Aradan birkaç dakika geçmişti. Bu arada dip masaların birinde oturan bir kişi dikkatimi çekmişti. Kendini kaybetmiş gibi, yer yarılsa da içine girmek ister gibi utanmış, başını önüne eğmiş, terden, sıkıntıdan sırılsıklam olmuş bir kişi. Belli ki bu adam, bu kadının kocasıydı. Kadın biraz beklemeye başladı. Garson şaşkınlıktan çay da getirememişti. Sonra kadın yavaşça, emanet gibi oturduğu sandalyeden hafif doğruldu kocasından yana bakarak içerideki herkesin duyacağı bir şekilde konuşmaya başladı. 
"Sana kaç defa söyledim utanmaz adam, bu kumar illetini bırak bunu oynama diye. Beni dinlemedin, ben sana söylemedim mi, bak gelir, seni o kumar oynadığın yerde herkese rezil ederim, insan içine çıkmaya yüzün kalmaz diye. Sabah olur evden çıkarsın, akşam mesai bittikten sonra evine gelmez, uğramaz, buranın yolunu tutarsın. Bir ihtiyacımız var mı yok mu sormazsın. Gece yarılarına kadar masanın başından kalkmaz, oyun, kumar oynarsın.
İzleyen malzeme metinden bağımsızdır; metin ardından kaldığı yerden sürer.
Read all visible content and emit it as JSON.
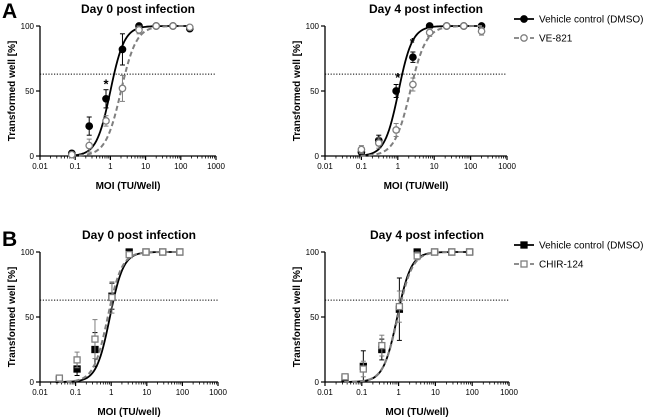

Hiç evini, ocağını, beni, çocuğunu düşünmez misin? Bu kadar mı şerefsiz, bu kadar mı haysiyetsizsin, bu kadar mı namussuzsun? Yazıklar olsun sana!" 
Bunları söyledikten sonra kapıyı aralayıp çıkmaya hazırlanırken tekrar içeri baktı ve yine herkesin duyacağı şekilde son sözlerini söyledi: "Bu sözlerim sadece benim kocama değil; size, hepinize, kumar oynayan herkese!" Ve ardına bakmadan çıktı, gitti.
Bayan, gittikten sonra ilk şaşkınlığı geçen herkes de bir kıpırdanma başladı. Kimi kahveden dışarı çıkıyor, kimi de bayanın kocasına kızıyor, homurdanıyor hatta birkaç kişi adamın üzerine bile yürümüştü. "Senin yüzünden hepimiz namussuz, şerefsiz olduk be!" diye adamı tartaklamak istemişlerdi. İşin enteresan yanı, o kahvede o gece kimse oyun oynamadı, konken taşları masada, oyun kâğıtları yerlerde kaldı. Kimsede oyun oynayacak moral ve takat kalmamıştı. İşin en acınacak tarafı o adamı bir daha ne o kahvede ne de Tatvan'da gördüm. Sonradan duyduğuma göre Tatvan'ı temelli terk etmiş ve eşiyle de ayrılmışlar. Atalarımız bedava mı söylemiş. "İçki öldürür, kumar söndürür." diye.